A cultura marajoara é bem marcante e foi desenvolvida pelos povos pré colombianos que ali chegaram no ano 400. Era uma sociedade de linhagem maternal, em que as mulheres trabalhavam com a argila e a cerâmica, pintavam os corpos e viviam em casas mais altas, palafitas, devido a variação da maré. Engraçado pensar como, em uma ilha tão isolada para a época, se desenvolveu uma cultura tão rica!

Hoje em dia, vimos uma cidade simples, mas de gente feliz pela natureza abençoada. Um ponto muito marcante são os búfalos de Marajó. Eles estão por toda parte! No meio da rua, nas praias, nas fazendas, como transporte da polícia. Ninguém sabe ao certo como os búfalos chegaram, mas eles se adaptaram muito bem. São exímios nadadores e sobrevivem muito bem ao clima da ilha.

Falando em clima, a ilha tem a época seca e a chuvosa. Fomos na última e pegamos chuva em uma tarde. Chuva muito forte, mas que passou em menos de uma hora, dando espaço para um lindo sol.

Como chegar?

Desde final de 2015 está muito fácil chegar na Ilha de Marajó pois a empresa Tapajós Expresso iniciou uma rota Belém – Soure. A ida saí diariamente às 8:00 e o retorno é 14:30. O percurso leva 2 horas.

Comprei online pelo site e foi a melhor decisão. As passagens lotaram com alguns dias de antecedência e teve gente que ficou sem essa balsa. Lembrando que fui no Carnaval, então melhor garantir a passagem antecipada.

Na hora do embarque, pegamos um táxi em Belém até o porto de onde sai a balsa. É bem perto da Estação das Docas e da parte central de Belém. Fomos na bilheteria onde, com meu documento de identidade, são emitidas as passagens de ida e volta que comprei pela internet.

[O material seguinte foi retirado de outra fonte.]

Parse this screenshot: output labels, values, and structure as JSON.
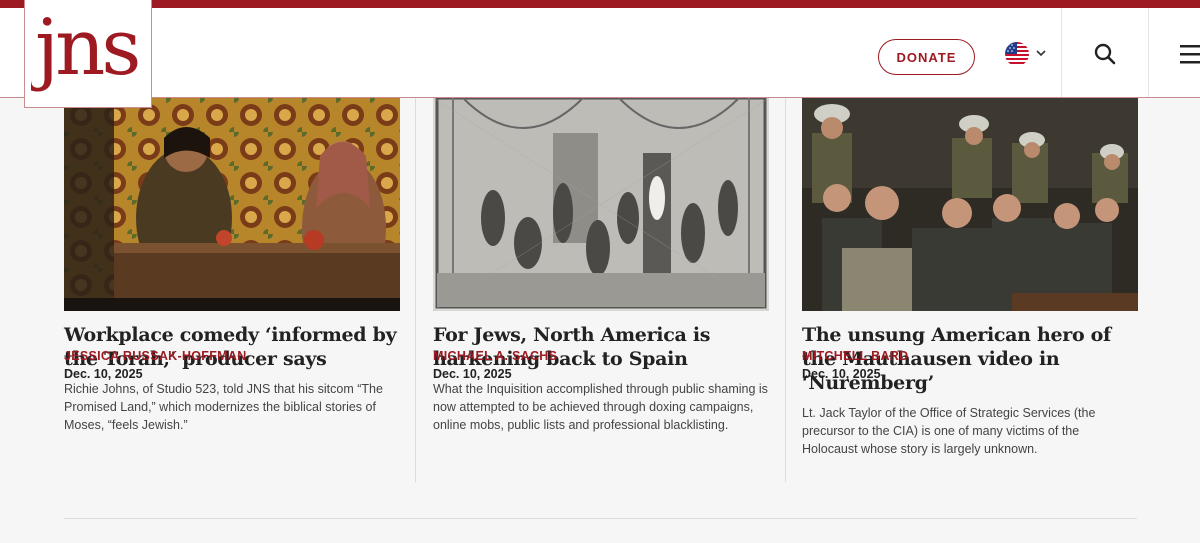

A balsa é nova e, como entretenimento, passa um filme durante o percurso. Essa região é conhecida por suas águas agitadas, devido ao fenômeno da pororoca. A ida foi realmente intensa. A balsa bateu muito, durante quase o percurso inteiro. O que mais vi foram pessoas passando mal. Eu costumo não enjoar e, ufa, sobrevivi. A volta foi bem mais calma, sem movimentação alguma.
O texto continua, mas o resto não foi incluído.